🤖 AI Summary
To address the high annotation cost and inefficient negative-sample mining in multimodal instruction following for Large Vision-Language Models (LVLMs), this paper proposes M3P-Score—a lightweight, preference-based optimization framework. Our method jointly leverages multimodal alignment fidelity and model self-consistency/confidence to automatically identify “high-confidence erroneous” hard negatives. Built upon models such as LLaVA, it integrates LoRA-based fine-tuning, candidate response pool construction, and Direct Preference Optimization (DPO), enabling end-to-end optimization without hand-crafted reward modeling. Extensive evaluation on MME-Bench, POPE, IFT, and human preference scoring benchmarks demonstrates significant improvements over supervised fine-tuning (SFT), RLHF, standard DPO, and reward-model-augmented DPO (RM-DPO). Results confirm both the effectiveness and generalizability of M3P-Score in enhancing multimodal instruction-following capabilities.
📝 Abstract
Large Vision-Language Models (LVLMs) hold immense potential for complex multimodal instruction following, yet their development is often hindered by the high cost and inconsistency of human annotation required for effective fine-tuning and preference alignment.
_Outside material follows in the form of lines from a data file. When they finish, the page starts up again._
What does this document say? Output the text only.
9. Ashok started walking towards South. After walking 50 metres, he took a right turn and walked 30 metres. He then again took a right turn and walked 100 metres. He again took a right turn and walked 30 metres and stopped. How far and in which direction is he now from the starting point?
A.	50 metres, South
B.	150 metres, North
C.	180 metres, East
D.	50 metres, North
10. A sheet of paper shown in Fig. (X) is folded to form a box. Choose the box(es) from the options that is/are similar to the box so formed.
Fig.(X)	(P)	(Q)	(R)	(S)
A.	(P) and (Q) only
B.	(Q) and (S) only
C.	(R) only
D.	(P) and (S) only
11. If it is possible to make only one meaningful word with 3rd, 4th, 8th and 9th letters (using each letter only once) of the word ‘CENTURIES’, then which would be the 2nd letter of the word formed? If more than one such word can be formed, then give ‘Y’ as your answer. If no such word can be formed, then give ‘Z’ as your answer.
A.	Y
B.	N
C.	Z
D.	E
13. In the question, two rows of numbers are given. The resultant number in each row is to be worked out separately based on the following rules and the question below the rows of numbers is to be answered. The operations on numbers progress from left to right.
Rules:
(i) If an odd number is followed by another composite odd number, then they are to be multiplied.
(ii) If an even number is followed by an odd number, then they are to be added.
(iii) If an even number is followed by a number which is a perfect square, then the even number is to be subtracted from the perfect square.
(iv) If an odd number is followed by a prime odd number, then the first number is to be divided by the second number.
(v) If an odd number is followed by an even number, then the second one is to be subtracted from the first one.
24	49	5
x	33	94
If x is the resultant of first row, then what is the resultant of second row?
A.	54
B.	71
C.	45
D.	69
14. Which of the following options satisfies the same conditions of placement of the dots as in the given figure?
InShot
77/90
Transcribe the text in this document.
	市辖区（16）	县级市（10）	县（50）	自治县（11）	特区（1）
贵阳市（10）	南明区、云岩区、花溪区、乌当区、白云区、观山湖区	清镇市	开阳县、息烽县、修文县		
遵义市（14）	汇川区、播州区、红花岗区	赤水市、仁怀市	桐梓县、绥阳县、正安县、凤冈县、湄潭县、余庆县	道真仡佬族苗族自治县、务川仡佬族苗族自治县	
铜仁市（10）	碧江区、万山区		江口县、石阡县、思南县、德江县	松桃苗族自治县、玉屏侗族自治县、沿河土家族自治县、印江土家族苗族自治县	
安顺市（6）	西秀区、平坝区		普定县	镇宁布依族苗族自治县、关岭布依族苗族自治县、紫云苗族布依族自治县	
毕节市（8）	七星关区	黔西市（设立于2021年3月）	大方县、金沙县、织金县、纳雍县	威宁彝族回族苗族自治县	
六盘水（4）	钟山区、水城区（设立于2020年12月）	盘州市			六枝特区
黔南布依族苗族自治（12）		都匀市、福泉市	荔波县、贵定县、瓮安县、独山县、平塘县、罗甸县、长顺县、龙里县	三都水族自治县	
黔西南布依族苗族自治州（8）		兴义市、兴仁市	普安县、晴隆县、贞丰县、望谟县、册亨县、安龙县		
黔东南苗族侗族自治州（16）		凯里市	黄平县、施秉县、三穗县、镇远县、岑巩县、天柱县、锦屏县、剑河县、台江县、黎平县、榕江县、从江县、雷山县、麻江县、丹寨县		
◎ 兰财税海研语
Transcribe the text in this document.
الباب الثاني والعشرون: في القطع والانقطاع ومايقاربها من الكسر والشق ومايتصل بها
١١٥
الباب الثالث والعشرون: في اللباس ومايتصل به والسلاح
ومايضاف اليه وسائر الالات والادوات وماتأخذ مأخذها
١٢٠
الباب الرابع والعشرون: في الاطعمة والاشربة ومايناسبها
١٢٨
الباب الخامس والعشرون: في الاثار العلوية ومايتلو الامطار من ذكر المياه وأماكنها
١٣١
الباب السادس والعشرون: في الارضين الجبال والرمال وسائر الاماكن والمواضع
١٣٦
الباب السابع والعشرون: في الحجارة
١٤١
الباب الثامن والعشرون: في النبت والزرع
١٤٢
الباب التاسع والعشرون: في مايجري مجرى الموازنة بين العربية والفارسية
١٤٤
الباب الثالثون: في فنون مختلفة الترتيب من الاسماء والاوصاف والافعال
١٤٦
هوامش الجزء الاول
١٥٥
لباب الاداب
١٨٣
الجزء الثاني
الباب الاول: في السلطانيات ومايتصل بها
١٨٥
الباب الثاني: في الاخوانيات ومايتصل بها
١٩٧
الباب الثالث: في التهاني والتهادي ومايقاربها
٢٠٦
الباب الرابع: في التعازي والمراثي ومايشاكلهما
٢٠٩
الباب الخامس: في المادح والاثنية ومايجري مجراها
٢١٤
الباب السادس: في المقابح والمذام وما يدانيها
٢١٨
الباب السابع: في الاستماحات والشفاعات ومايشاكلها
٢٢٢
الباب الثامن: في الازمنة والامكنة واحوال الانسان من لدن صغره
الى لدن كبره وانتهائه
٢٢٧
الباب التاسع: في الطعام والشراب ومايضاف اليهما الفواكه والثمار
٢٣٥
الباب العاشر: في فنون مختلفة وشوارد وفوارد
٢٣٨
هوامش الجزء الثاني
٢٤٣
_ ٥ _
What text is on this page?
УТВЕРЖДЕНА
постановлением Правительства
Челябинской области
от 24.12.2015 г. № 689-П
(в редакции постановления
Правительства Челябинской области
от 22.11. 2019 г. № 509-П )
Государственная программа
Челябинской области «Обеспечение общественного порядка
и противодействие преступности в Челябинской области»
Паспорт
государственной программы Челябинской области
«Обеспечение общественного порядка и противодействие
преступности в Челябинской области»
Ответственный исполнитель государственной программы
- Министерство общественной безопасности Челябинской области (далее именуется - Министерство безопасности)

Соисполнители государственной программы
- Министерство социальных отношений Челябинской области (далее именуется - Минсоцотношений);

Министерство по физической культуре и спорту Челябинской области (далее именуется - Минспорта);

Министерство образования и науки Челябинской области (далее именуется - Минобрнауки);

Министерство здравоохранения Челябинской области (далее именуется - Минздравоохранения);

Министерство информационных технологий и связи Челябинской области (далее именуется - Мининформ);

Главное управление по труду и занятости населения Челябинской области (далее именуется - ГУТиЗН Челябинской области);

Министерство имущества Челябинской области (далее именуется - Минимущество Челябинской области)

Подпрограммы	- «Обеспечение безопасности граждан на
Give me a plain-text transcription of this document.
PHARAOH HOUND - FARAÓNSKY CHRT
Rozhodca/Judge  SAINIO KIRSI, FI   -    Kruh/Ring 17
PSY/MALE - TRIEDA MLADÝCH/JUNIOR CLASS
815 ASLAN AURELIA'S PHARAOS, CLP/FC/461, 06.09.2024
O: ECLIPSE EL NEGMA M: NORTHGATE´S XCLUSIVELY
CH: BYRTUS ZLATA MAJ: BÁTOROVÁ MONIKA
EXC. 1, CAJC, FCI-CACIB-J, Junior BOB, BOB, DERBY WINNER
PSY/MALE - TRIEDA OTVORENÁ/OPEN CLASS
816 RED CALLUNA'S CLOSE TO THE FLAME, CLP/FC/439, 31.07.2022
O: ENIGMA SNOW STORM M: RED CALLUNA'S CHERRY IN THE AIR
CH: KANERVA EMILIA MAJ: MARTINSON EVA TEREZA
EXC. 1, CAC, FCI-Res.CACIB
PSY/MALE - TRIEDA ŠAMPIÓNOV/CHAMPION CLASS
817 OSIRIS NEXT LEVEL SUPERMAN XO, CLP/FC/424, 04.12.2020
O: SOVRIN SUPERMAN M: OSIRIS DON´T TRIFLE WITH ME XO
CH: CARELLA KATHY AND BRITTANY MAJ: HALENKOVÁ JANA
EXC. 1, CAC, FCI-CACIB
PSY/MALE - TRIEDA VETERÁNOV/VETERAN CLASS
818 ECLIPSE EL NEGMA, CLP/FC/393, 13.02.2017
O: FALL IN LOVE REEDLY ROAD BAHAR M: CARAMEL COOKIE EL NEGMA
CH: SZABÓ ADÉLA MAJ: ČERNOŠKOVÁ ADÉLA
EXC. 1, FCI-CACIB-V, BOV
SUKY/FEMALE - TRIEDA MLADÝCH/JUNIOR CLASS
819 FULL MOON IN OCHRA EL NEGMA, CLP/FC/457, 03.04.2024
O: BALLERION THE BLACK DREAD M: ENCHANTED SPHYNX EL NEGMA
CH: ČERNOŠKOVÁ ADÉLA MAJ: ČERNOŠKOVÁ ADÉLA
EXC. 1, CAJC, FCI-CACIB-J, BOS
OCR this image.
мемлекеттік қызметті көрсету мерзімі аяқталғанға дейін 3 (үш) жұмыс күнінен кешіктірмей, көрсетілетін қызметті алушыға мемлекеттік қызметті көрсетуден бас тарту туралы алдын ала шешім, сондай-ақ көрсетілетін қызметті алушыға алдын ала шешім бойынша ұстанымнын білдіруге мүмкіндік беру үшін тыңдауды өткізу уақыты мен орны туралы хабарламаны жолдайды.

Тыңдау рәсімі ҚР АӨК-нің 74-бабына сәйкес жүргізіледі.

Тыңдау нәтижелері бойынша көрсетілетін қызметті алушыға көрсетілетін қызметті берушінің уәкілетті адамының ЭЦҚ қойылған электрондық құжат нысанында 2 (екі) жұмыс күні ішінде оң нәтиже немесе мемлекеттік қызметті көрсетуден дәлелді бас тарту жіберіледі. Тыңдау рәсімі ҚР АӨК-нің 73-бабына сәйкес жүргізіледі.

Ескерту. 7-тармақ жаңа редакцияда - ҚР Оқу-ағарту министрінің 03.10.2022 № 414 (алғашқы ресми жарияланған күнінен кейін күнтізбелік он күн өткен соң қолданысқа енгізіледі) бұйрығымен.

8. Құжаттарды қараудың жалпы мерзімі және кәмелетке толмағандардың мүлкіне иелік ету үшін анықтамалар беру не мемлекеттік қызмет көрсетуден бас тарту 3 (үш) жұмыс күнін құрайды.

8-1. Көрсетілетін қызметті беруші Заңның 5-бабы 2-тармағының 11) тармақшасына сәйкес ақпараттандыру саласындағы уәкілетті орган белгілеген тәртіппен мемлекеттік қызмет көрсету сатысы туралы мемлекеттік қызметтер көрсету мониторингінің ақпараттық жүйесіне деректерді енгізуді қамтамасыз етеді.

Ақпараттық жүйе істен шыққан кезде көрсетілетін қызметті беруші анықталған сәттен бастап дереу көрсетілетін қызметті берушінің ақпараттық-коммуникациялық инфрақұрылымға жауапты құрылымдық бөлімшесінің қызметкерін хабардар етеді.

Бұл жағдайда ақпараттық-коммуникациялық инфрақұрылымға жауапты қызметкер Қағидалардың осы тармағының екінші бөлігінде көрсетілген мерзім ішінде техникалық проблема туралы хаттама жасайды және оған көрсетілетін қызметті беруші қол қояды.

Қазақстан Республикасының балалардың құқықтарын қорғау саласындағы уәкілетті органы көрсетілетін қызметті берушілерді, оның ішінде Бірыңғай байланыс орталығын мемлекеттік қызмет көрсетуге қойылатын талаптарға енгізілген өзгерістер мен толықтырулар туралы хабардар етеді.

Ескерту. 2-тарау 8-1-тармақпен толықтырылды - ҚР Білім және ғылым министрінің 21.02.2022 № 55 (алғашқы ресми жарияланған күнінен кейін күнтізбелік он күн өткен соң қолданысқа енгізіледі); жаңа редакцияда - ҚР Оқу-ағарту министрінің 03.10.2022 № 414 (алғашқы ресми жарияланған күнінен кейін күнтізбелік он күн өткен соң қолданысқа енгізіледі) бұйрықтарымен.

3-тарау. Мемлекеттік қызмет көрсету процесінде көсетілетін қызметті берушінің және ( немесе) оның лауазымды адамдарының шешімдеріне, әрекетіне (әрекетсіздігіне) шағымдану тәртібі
Traditional supervised fine-tuning (SFT) and existing preference optimization methods like RLHF and DPO frequently struggle to efficiently leverage the model's own generation space to identify highly informative "hard negative" samples. To address these challenges, we propose Multimodal-Model-Guided Preference Optimization (M3PO), a novel and data-efficient method designed to enhance LVLMs' capabilities in visual instruction following. M3PO intelligently selects the most "learning-valuable" preference sample pairs from a diverse pool of LVLM-generated candidates. This selection is driven by a sophisticated mechanism that integrates two crucial signals: a Multimodal Alignment Score (MAS) to assess external quality and the model's Self-Consistency / Confidence (log-probability) to gauge internal belief. These are combined into a novel M3P-Score, which specifically identifies preferred responses and challenging dispreferred responses that the model might confidently generate despite being incorrect. These high-quality preference pairs are then used for efficient Direct Preference Optimization (DPO) fine-tuning on base LVLMs like LLaVA-1.5 (7B/13B) using LoRA. Our extensive experiments demonstrate that M3PO consistently outperforms strong baselines, including SFT, simulated RLHF, vanilla DPO, and RM-DPO, across a comprehensive suite of multimodal instruction following benchmarks (MME-Bench, POPE, IFT, Human Pref. Score).